25

656 47 126
                                    

Yirmi beşinci bölüm

Gerçek; esrarengizdir, kaypaktır ve her zaman yeniden kuşatılmak ister. Özgürlük tehlikelidir; ne kadar heyecan verici ise, birlikte yaşamak o kadar güçtür. -Albert Camus

İyi Okumalar. -z.

***

Buraya ilk geldiğimde Özgür'ü de Deniz'i de tanımıyordum ve bütün ihtimalleri umursamadan, tüm riskleri göze alarak onları hayatıma dahil etmiştim. Dışarıdan bakınca aşırı saçma ve uçarı durabilir bu durum fakat aslında onların bana verebileceği herhangi bir zararın benim için bir önemi yoktu, hala yok. Çünkü zaten başıma gelebilecek en kötü şeyi yaşıyordum, ölümüm yakındı. Ve bu zamana kadar yaşamadığım pek de bir şey kalmamıştı, onların veya bir başkasının bana verebileceği zarar bu yüzden umurumda değildi.

Hani korku filmlerinde derler ya, başıma daha fazla ne gelebilir ki diye... ve genelde başlarına büyük belalar gelir. Onlar gibi olduğumu düşünmeye başlamıştım, sanki başıma daha kötü şeyler gelecekmiş gibi hissediyordum ve işin tuhaf yanı, bunu değiştirmek için bir şey yapmayı da düşünmüyordum.

Zaten öleceğim mantığındaydım ve bunun zararlı olduğunun bilincindeydim, yine de umurumda değildi.

Şu an ikisini de yakından tanıyordum, neyi neden yaptıklarını tahmin edecek kadar hem de.

Özgür'ü gün geçtikçe daha iyi tanımak hoşuma gidiyordu, onun hakkında hep yeni bir şeyler öğreniyordum ve bu çok güzeldi.

Ama Deniz, artık onu tamamen tanıdığımı düşünüyordum. Kalbi saf ve temizdi, içinde herhangi bir art niyet yoktu. Hayatındaki insanlara kolay bağlanan, hemen seven biriydi. Aslında olgun ve mantıklı biriydi fakat duygularını daha doğrusu yaşadığı şeylerin acısını gizlemek için bir maske takıyordu, neşeli komik birine dönüştürüyordu kendini.

Mesela Özgürle ne zaman antrenman yapsak ben pek odaklanamazdım, dikkatimi hep dağıtırdı. Fakat saatlerdir Denizle çalışıyorduk ve resmen zaman su gibi akıp geçiyordu, pürdikkat çalışmıştık. Ve kurduğu cümleler benim daha çok odaklanmama sebep oluyordu ama genelde saçma sapan şeyler anlatıyordu.

"Foklar hem karada hem suda uyuyabiliyormuş, biliyor musun? Ben bir fokum," dediğinde gülerek yumruğundan kaçtım. Bu sefer alttan vurmaya çalıştığında geriye adımladım, dediği şey komik olmasa bile söyleyiş şekli gülünç olduğu için kahkaha atmaya başladım.

"Ben bir fokum, fok fok fokum.
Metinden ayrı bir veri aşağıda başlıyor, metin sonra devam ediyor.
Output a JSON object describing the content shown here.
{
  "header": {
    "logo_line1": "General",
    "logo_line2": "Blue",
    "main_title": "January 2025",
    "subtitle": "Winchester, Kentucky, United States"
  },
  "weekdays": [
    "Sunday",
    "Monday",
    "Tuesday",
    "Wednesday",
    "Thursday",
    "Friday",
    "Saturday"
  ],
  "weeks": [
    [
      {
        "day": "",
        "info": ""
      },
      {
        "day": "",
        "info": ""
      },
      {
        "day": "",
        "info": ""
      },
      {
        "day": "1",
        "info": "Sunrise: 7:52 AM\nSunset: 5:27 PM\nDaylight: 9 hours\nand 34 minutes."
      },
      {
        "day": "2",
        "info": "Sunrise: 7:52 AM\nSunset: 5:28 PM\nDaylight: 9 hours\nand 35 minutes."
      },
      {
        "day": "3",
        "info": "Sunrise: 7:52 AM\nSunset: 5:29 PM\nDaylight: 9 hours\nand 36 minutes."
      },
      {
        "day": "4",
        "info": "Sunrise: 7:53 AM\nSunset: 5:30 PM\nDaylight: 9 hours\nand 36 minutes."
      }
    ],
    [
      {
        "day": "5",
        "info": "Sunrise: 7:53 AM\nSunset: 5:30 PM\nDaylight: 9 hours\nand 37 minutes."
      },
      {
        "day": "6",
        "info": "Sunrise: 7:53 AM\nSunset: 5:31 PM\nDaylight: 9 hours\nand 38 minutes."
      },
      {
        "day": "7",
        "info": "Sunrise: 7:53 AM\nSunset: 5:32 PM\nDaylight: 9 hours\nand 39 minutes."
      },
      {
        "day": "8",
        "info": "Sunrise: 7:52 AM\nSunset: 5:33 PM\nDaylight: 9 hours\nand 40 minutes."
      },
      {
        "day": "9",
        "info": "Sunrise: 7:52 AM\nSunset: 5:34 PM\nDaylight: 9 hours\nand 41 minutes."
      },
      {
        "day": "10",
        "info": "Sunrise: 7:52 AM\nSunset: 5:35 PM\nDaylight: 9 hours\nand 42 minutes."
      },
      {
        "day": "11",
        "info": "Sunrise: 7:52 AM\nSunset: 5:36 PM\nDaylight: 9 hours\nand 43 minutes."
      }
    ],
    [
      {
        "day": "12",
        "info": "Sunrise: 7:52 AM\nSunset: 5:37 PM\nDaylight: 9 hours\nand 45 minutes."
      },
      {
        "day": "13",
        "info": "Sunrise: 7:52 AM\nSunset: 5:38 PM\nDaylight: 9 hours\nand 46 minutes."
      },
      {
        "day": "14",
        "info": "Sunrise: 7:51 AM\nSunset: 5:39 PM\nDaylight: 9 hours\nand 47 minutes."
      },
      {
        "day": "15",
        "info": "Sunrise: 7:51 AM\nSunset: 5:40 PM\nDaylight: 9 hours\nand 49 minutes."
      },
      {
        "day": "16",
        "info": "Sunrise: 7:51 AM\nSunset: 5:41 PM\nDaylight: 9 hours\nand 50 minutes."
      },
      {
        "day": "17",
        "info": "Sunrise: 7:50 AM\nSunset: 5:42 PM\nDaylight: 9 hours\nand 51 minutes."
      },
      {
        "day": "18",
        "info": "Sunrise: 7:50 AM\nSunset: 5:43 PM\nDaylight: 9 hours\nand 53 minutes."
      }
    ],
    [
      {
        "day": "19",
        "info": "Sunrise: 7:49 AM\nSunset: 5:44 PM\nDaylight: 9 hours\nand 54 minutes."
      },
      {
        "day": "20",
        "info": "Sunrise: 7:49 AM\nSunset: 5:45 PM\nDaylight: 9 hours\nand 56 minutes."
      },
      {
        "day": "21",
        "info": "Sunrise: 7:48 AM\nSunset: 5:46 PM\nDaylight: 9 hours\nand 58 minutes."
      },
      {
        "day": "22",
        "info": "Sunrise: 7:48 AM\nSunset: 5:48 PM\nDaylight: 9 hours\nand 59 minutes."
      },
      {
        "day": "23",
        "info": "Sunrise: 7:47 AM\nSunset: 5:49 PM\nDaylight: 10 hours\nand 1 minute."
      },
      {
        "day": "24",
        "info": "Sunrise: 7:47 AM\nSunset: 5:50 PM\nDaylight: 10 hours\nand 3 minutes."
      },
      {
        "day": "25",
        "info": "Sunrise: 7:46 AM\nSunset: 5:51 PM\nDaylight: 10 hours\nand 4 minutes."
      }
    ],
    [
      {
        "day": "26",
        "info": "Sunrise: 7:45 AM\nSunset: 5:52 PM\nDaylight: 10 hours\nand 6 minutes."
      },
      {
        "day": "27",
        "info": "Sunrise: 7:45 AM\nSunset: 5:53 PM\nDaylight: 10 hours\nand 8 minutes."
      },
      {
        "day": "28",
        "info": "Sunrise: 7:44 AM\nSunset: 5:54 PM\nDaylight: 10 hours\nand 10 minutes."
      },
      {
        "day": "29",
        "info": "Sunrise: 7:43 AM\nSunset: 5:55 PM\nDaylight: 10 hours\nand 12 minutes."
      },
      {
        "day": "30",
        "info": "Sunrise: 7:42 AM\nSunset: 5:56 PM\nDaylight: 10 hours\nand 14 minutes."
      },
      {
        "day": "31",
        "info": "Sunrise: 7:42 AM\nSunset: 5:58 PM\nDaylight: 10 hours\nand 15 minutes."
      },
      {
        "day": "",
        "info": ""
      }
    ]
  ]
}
Denizlere girerim, denizlerde yüzerim. Denizler fok götürür," diye söylediği şarkı eşliğinde bana yumruklar savurmaya başladığında kahkaham öyle şiddetlendi ki kendimi geriye çekip karnımı tuttum. O da devam edemeyeceğimi anlayınca vurmayı kesti ve oldukça ciddi bir şekilde şarkısını söylemeye devam etti.

"Ben bir fokum, fok fok fok," dediğinde gülerek elimi ağzına kapatıp onu susturmaya çalıştım. "Allah aşkına sus, ne olur." dedim gülüşümün arasından. Kafasını salladığında gülmemi durdurmaya çalışarak elimi ağzından çektim ve birbirimize bakmaya başladık, kısa bir süre sonra ikimiz de kahkahalara gömülmüştük.

"Doğruymuş, gerçekten de üzüm üzüme baka baka kararıyormuş." diye bir ses duyduğumda sesin geldiği yöne doğru döndüm, Özgür siyah beyaz bir takım elbise içinde spor salonuna inmişti. Koyu kahverengi saçları bu sefer dağınık değildi, taramış ve şekillendirmişti. Boynunda papyon kurdelesi vardı, daha takmamıştı. Oldukça, oldukça iyi görünüyordu.

"Ay götüm, kıskanma. Sana mı benzeyecekti?" diyen Deniz'in yüzünde az önceki muzip ifadesi yoktu. Özgür onu pek takmadan bana yaklaşmaya başladı, alnımdaki terleri sildim o gelirken.